Il ritratto personale e lavorativo di un grande osservatore della nostra contemporaneità. Espandi ▽
Dal quartiere Crocetta di Torino alle interviste fiume con i grandi dello sport, della cultura e della politica, con una prevalenza per l’America Latina: Tommie Smith, Muhammad Ali, Enzo Ferrari, Giuseppe Ungaretti, Vinicius de Moraes, Fidel Castro, Gabriel García Márquez, Pietro Mennea, il subcomandante Marcos, Luis Sepúlveda, Diego Armando Maradona, Rigoberta Menchú, solo per citarne alcuni. In un affettuoso amarcord tra amici e colleghi, interviste di oggi e archivi, si ripercorre l’ammirevole, straordinaria carriera nel giornalismo e nella comunicazione televisiva di Gianni Minà (1938-2023). Già da adolescente aspirante giornalista sportivo tifosissimo del Torino, poi esordiente a “Tutto Sport” nella città della Mole. Quindi trasferito a Roma, inviato sul campo e freelancer, poi come autore in proprio, insieme a una squadra fidata, di numerosi reportages per la tv pubblica, dagli anni ’60 fino alla fine dei ’90 circa. Contemporaneamente collaboratore di molte testate cartacee, anche straniere.

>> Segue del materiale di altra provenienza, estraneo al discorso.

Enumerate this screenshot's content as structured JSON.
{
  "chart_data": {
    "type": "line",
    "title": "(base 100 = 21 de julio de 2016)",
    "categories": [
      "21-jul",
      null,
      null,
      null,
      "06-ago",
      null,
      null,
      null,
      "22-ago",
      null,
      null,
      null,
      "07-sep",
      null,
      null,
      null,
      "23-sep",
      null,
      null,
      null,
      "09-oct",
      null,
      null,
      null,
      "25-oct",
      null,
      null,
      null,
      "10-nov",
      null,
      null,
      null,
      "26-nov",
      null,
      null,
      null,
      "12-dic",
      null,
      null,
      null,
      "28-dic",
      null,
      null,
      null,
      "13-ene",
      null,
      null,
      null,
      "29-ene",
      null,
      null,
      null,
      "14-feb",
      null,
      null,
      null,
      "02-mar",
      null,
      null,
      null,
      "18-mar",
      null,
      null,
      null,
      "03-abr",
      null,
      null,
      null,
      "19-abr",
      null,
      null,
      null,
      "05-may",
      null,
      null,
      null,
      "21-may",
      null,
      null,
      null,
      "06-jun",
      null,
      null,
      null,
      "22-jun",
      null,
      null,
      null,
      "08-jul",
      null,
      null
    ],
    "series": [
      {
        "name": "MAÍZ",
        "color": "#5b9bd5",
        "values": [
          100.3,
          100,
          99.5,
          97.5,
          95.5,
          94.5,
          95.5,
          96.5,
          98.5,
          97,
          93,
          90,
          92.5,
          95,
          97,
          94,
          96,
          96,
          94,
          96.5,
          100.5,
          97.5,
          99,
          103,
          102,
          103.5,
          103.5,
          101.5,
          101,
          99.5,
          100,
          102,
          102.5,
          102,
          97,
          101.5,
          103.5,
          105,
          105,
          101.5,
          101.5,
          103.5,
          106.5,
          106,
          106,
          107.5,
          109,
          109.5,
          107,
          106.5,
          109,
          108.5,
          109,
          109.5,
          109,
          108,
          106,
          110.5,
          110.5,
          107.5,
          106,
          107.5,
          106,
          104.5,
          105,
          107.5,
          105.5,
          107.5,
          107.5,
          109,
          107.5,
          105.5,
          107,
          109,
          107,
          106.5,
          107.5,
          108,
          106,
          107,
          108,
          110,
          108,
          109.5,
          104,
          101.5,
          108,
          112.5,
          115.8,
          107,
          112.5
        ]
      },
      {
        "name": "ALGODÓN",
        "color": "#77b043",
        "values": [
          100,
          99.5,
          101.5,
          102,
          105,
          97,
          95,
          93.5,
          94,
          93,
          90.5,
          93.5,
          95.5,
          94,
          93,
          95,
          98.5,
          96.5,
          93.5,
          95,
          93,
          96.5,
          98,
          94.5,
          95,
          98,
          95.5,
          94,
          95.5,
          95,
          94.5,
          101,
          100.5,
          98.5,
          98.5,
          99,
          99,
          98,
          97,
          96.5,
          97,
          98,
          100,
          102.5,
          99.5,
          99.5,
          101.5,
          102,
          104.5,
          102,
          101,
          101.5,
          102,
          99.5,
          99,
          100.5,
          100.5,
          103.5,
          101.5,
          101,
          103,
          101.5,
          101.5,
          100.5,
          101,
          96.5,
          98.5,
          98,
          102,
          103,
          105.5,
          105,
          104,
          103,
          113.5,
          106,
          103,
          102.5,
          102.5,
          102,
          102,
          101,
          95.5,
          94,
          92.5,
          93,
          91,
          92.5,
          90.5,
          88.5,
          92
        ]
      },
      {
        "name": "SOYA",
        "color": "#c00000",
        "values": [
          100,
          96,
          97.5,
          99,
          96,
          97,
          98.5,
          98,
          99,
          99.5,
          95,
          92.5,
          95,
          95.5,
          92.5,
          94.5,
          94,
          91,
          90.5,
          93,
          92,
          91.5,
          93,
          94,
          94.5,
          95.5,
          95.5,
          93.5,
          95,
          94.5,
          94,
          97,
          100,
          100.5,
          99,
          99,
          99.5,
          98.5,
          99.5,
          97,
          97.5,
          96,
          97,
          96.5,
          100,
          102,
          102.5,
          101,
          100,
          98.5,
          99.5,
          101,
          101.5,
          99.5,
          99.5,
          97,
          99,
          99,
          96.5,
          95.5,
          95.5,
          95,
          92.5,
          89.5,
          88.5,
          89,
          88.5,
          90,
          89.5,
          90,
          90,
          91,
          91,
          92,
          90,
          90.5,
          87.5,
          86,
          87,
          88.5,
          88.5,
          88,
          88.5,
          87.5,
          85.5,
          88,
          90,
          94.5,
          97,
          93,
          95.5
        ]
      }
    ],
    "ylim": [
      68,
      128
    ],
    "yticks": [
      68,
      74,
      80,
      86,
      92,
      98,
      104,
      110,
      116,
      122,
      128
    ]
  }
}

Il documentario di Loredana Macchietti parte dalla stessa immagine di copertina di quell’autobiografia: il ritratto appeso sopra la scrivania da cui Minà stesso risponde scettico all’invito di realizzare un documentario su sé stesso.
I suoi strumenti narrativi si posizionano nell’ambito di una piena, rilassata classicità.
Più manifestazione di riconoscenza in presenza del protagonista, che narrazione eccitante delle sue avventurose imprese conoscitive, il film non si addentra nelle dinamiche del mestiere e si perde un po’ nell’aneddotica.